You job is to implement the sharedmem() system call so that it allows a page to be shared between the parent and the forked child. You will need to write a user-level program that demonstrates your solution works.
Some things to consider:
- Where to allocate the shared page?
- How to keep track of the shared page?
- What happens when processes with a shared page exit?
- Can you share a page between more than two processes?

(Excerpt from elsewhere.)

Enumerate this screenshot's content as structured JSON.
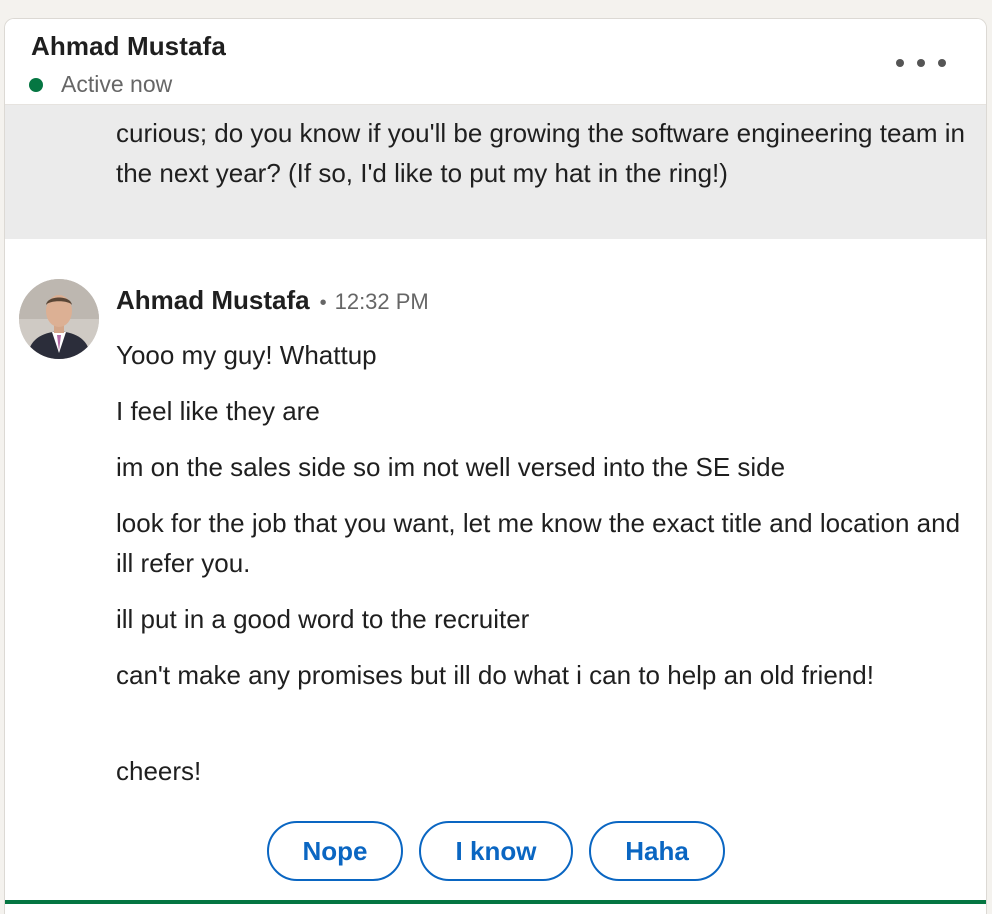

Kernel Threads and synchronization
For this problem you are going to add kernel-level thread support to xv6. You need to support the following API:
int thread_create(struct thread *t, int (*func)(void *), void *stack, void *arg);
int thread_exit(int exit_value);
int thread_join(struct thread *t);
int thread_lock_init(struct lock *l, int value);
int thread_lock_acquire(struct lock *l);
int thread_lock_release(struct lock *l);
Look at OSPP for guidance. You need to write test programs that demonstrate your new API works.
Memory Mapped Files
For this problem you are going to add the mmap() system call to xv6. This system call allows you to establish an memory mapped file in the user virtual address space so that instead of using read() and write() to access a file you can just access the file like a character array in memory.
Here is the system call:
void *mmap(void *addr, int length, int fd);
You can look a the Linux man page for help.
You need to develop a user-level program that show you can read and write to a memory mapped file. Do a read test first, then get writing working.